Le lamentele toccano anche la carenza di personale. Non soltanto quello di servizio, ma anche e soprattutto gli autisti giudiziari. “La mattina con strombazzamento di sirene la gran parte di noi viene accompagnata in ufficio dalle scorte ma il pomeriggio c’è una sola macchina blindata e io sistematicamente vado in ufficio con la mia auto per poi tornare a casa verso le 21-22″.
Il giudice si è anche soffermato sulla questione dell’impiego delle forze di polizia, sottolineandone le mancanze, in particolari quelle riguardanti il pedinamento del fratello di Riina, visto come possibile contatto del boss col mondo esterno. “È una mia convinzione, basata su dati di fatto, che la zona di Marsala sia diventata una specie di ‘santuario’ delle cosche mafiose – sottolinea il magistrato –. Mi sono chiesto come mai Bernardo Provenzano e Salvatore Riina, capi riconosciuti di Cosa Nostra, hanno l’uno parenti e l’altro grandi proprietà terriere a Castelvetrano.
Perché il fratello di Riina abita a Mazara del Vallo da circa 20 anni e per una certa situazione riguardante le forze di Polizia, pur sapendo che si recava ogni settimana a Corleone non era mai stato fatto un pedinamento”.
“È chiaro – prosegue – che Riina, che ha dei figli che non si sa dove siano, un contatto con il mondo esterno, con la vita civile deve pure tenerlo. Niente di strano che lo tenga attraverso il fratello, sul quale non si era fatto alcun accertamento. Io ho rilevato l’esigenza di farlo”.
Sull’audio inedito di Borsellino è intervenuto anche il presidente della Regione Nello Musumeci, che ha ribadito in un post su Facebook la sua vicinanza, anche a livello di conoscenza personale, nei confronti del giudice, invocando verità sulla sua morte.
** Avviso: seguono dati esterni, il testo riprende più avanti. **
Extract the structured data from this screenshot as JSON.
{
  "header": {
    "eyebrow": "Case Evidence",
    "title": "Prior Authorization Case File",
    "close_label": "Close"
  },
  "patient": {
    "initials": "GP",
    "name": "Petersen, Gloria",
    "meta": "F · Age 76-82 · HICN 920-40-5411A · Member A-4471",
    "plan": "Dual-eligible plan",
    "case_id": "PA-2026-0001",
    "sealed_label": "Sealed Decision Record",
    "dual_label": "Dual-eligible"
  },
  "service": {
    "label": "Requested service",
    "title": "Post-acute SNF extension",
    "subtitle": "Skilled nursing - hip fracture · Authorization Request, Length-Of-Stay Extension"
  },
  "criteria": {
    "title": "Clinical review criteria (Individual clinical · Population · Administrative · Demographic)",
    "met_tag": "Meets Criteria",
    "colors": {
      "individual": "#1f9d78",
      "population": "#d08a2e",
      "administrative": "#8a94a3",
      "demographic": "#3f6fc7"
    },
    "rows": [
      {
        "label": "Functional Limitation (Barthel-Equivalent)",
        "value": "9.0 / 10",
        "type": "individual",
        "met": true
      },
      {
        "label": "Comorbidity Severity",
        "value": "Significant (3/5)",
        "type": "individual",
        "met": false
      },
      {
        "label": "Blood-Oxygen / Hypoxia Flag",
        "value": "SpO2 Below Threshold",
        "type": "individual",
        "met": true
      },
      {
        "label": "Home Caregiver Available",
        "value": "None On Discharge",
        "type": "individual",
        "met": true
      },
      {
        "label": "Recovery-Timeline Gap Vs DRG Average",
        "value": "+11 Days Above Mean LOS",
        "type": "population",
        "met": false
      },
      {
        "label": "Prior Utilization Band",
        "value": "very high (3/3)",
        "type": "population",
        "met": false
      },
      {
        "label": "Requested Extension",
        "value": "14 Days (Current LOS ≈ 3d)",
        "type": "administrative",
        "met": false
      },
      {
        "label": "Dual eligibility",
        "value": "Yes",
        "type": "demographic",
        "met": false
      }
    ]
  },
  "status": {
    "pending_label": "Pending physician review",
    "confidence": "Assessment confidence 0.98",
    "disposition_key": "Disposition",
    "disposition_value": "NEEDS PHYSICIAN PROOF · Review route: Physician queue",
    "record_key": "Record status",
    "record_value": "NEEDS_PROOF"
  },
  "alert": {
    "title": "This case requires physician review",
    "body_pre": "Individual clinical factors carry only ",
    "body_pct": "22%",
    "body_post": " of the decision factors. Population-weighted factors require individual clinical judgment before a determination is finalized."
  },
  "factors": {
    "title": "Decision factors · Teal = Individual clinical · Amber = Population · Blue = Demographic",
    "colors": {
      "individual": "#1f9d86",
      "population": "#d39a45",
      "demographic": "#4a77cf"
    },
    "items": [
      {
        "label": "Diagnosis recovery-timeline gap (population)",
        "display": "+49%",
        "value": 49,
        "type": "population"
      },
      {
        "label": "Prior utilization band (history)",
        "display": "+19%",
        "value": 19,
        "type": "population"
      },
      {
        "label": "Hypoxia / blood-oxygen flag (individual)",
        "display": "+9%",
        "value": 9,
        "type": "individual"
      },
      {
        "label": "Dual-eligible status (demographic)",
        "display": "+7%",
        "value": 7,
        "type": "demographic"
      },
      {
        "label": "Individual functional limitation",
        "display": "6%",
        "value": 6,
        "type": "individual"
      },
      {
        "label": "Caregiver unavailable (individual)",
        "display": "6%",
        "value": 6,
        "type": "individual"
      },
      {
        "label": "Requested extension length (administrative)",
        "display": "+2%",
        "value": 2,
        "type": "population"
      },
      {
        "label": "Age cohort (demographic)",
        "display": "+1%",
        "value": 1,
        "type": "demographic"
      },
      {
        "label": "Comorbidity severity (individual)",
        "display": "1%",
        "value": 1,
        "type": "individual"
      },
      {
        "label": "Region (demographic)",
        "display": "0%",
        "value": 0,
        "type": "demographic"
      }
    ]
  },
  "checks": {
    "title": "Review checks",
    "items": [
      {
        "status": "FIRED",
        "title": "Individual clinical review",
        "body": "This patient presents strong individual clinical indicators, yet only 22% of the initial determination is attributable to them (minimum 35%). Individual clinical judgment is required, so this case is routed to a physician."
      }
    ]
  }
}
“Ho ascoltato, come tantissimi italiani, gli audio inediti sull’audizione di Paolo Borsellino appena desecretati – scrive Musumeci –. La mia rabbia è quella di un giovane uomo che ebbe il privilegio di conoscere il giudice e di ascoltarlo due anni prima della sua tragica fine. Vogliamo verità. Ieri lo chiedevo come siciliano, oggi lo pretendo da presidente della Regione. Verità. E basta”.